Nicola Guidi di Bagno or Nicolò Guidi di Bagno (Mantua, Italy, 1583) was a titular archbishop of Atenia, bishop of Senigallia, and a cardinal. He descended from a noble family. His brother Gianfrancesco Guidi di Bagno and his uncle Girolamo Colonna were also cardinals.

==Early life and studies==
He was the son of Fabrizio Guidi di Bagno, Marquess of Montebello, Province of Rimini, and Laura Colonna from the Duchy of Zagarolo.

He studied physics, then married.

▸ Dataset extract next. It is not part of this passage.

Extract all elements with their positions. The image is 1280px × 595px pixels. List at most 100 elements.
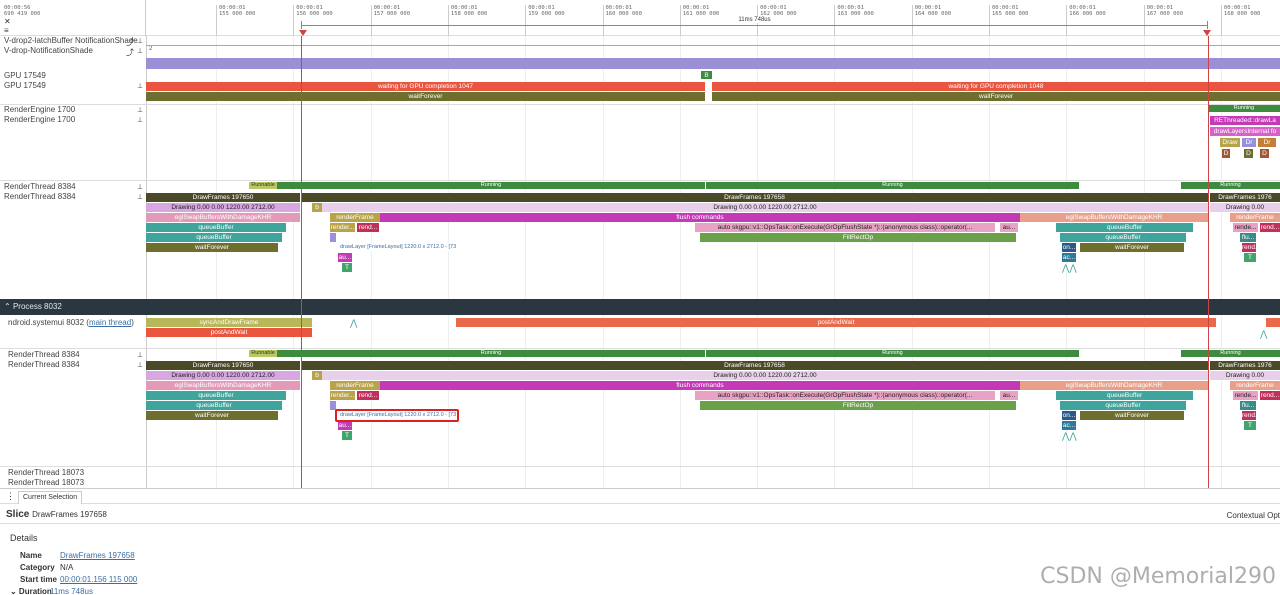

After joining the papal army, he was named general of the papal troops in Marca d'Ancona and held the post for seven years. After his wife died, he left the military life to enter the ecclesiastical state. Late he became nuncio to Tuscany.

==Episcopate==
He was appointed titular archbishop of Athens on 15 March 1644. He was consecrated a bishop in Rome on 29 March 1644 by Cardinal Antonio Barberini.

He was named Apostolic Nuncio to France on 23 April 1644, where he served until December 1656.

==Cardinalate==
Nicola Guidi di Bagno was created cardinal priest in the consistory of 9 April 1657 by Pope Alexander VII and was assigned the title of Sant'Eusebio. On 28 May 1658 he was transferred to the Diocese of Senigallia, but he resigned from that bishopric on 1 September 1659.

Cardinal Guidi died in Rome on 27 August 1663.